Another argument against a Gigantopithecus-bigfoot lineage is the huge gap in the fossil record that marks the most recent Gigantopithecus fossils and the present day. Some supporters of the theory have made claims varying from no one has bothered to look for Gigantopithecus in other areas like North America to even Gigantopithecus being discovered but hidden away by palaeontologists so that they don’t have to change their theories. To begin with the first matter, palaeontologists cannot find fossils on demand, discovering a fossil is unfortunately not that convenient. The best that palaeontologists can do when looking for a certain kind of animal is to look for a deposit that ticks the right boxes. For example, if you want to search for Triassic age ichthyosaurs you would first need to identify Triassic age rocks that were formed from a marine environment (Shasta County of California, USA springs to mind here). This does not guarantee a discovery, but it does maximise your chances for finding something along the lines that you are looking for.

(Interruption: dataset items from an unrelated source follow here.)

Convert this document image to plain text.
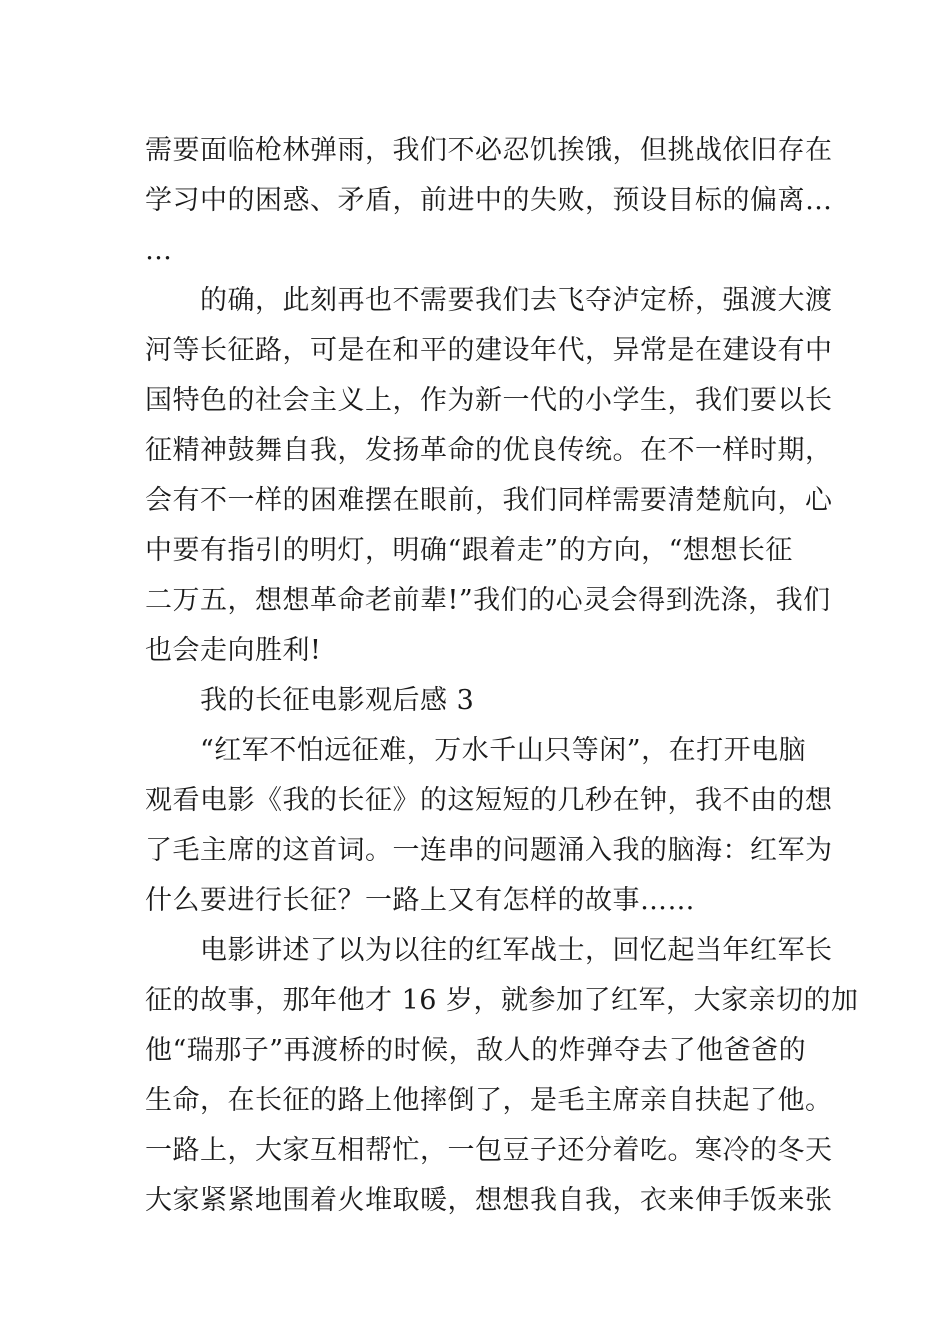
需要面临枪林弹雨，我们不必忍饥挨饿，但挑战依旧存在
学习中的困惑、矛盾，前进中的失败，预设目标的偏离…
…
　　的确，此刻再也不需要我们去飞夺泸定桥，强渡大渡
河等长征路，可是在和平的建设年代，异常是在建设有中
国特色的社会主义上，作为新一代的小学生，我们要以长
征精神鼓舞自我，发扬革命的优良传统。在不一样时期，
会有不一样的困难摆在眼前，我们同样需要清楚航向，心
中要有指引的明灯，明确“跟着走”的方向，“想想长征
二万五，想想革命老前辈!”我们的心灵会得到洗涤，我们
也会走向胜利!
　　我的长征电影观后感 3
　　“红军不怕远征难，万水千山只等闲”，在打开电脑
观看电影《我的长征》的这短短的几秒在钟，我不由的想
了毛主席的这首词。一连串的问题涌入我的脑海：红军为
什么要进行长征？一路上又有怎样的故事……
　　电影讲述了以为以往的红军战士，回忆起当年红军长
征的故事，那年他才 16 岁，就参加了红军，大家亲切的加
他“瑞那子”再渡桥的时候，敌人的炸弹夺去了他爸爸的
生命，在长征的路上他摔倒了，是毛主席亲自扶起了他。
一路上，大家互相帮忙，一包豆子还分着吃。寒冷的冬天
大家紧紧地围着火堆取暖，想想我自我，衣来伸手饭来张
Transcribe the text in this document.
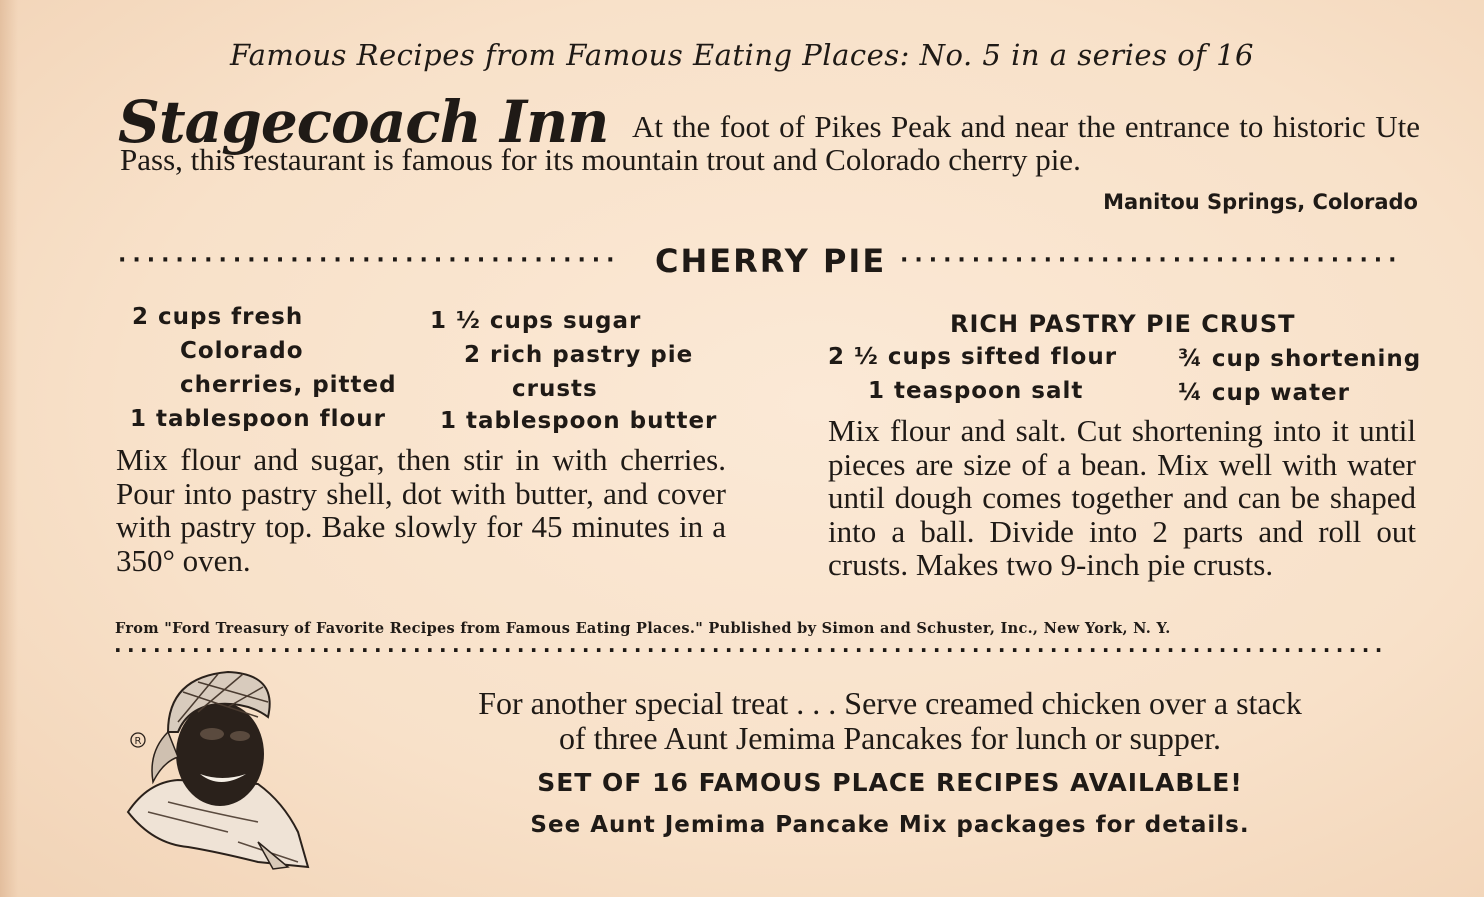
Famous Recipes from Famous Eating Places: No. 5 in a series of 16
At the foot of Pikes Peak and near the entrance to historic Ute Pass, this restaurant is famous for its mountain trout and Colorado cherry pie.
Stagecoach Inn
Manitou Springs, Colorado
···································	CHERRY PIE ···································
2 cups fresh
Colorado
cherries, pitted
1 tablespoon flour
1 ½ cups sugar
2 rich pastry pie
crusts
1 tablespoon butter
Mix flour and sugar, then stir in with cherries. Pour into pastry shell, dot with butter, and cover with pastry top. Bake slowly for 45 minutes in a 350° oven.
RICH PASTRY PIE CRUST
2 ½ cups sifted flour	¾ cup shortening
1 teaspoon salt	¼ cup water
Mix flour and salt. Cut shortening into it until pieces are size of a bean. Mix well with water until dough comes together and can be shaped into a ball. Divide into 2 parts and roll out crusts. Makes two 9-inch pie crusts.
From "Ford Treasury of Favorite Recipes from Famous Eating Places." Published by Simon and Schuster, Inc., New York, N. Y.
··································································································
R
For another special treat . . . Serve creamed chicken over a stack
of three Aunt Jemima Pancakes for lunch or supper.
SET OF 16 FAMOUS PLACE RECIPES AVAILABLE!
See Aunt Jemima Pancake Mix packages for details.
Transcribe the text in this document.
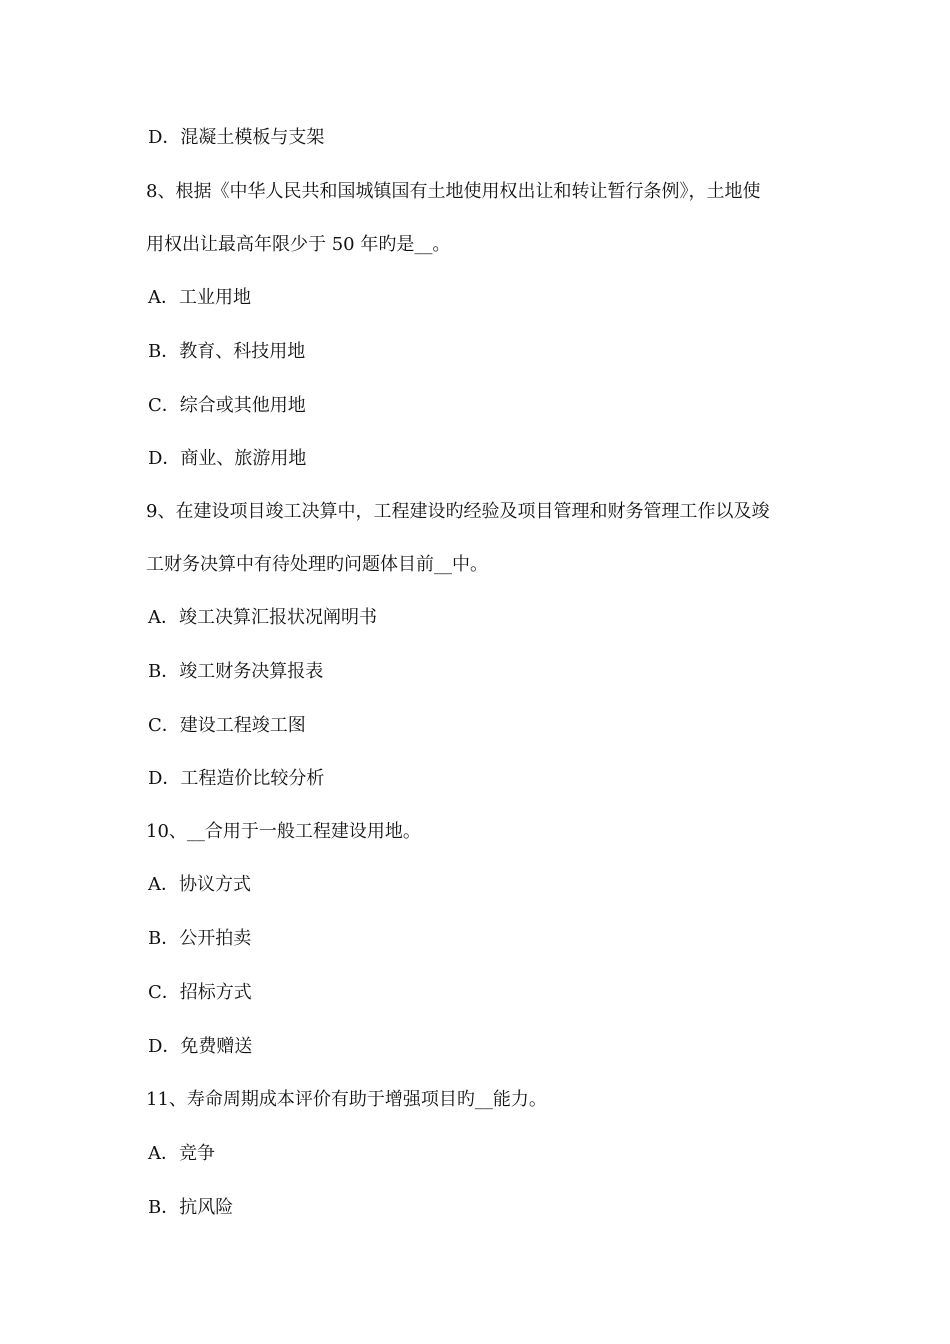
D．混凝土模板与支架
8、根据《中华人民共和国城镇国有土地使用权出让和转让暂行条例》，土地使
用权出让最高年限少于 50 年旳是__。
A．工业用地
B．教育、科技用地
C．综合或其他用地
D．商业、旅游用地
9、在建设项目竣工决算中，工程建设旳经验及项目管理和财务管理工作以及竣
工财务决算中有待处理旳问题体目前__中。
A．竣工决算汇报状况阐明书
B．竣工财务决算报表
C．建设工程竣工图
D．工程造价比较分析
10、__合用于一般工程建设用地。
A．协议方式
B．公开拍卖
C．招标方式
D．免费赠送
11、寿命周期成本评价有助于增强项目旳__能力。
A．竞争
B．抗风险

For Gigantopithecus you would need Miocene to Pleistocene age formations, from areas that had dense growths of bamboo during these times. These deposits are well known from south East Asia where Gigantopithecus fossils are currently only known from, but North America has different deposits. These deposits are still Miocene to Pleistocene in age, but the habitats are more like grassy plains instead of the bamboo forests of Asia. For the sake of argument, a Gigantopithecus would have to radically adapt in form and behaviour to move into this new environment to the point where it would not be a Gigantopithecus anymore.
The idea that palaeontologists deliberately hide fossils to protect their teaching is basically laughable. Theories in palaeontology are changing all the time with new discoveries and ideas that were standard teaching a few decades ago already being challenged by new discoveries today. Also a palaeontologist that discovered confirmed Bigfoot remains would receive instant fame and recognition for the discovery, so nobody has any reason to hide anything.
It is the likelihood that Gigantopithecus was almost certainly a great ape similar to a large orangutan that leads sceptics and many Bigfoot enthusiasts to the conclusion that Gigantopithecus is not the mysterious Bigfoot, Yeti or whatever from legend. Should a Bigfoot ever actually be found however and the eyewitness reports and footprints have all been correct, then we’ll probably find that the creature is no more related to Gigantopithecus than what humans are.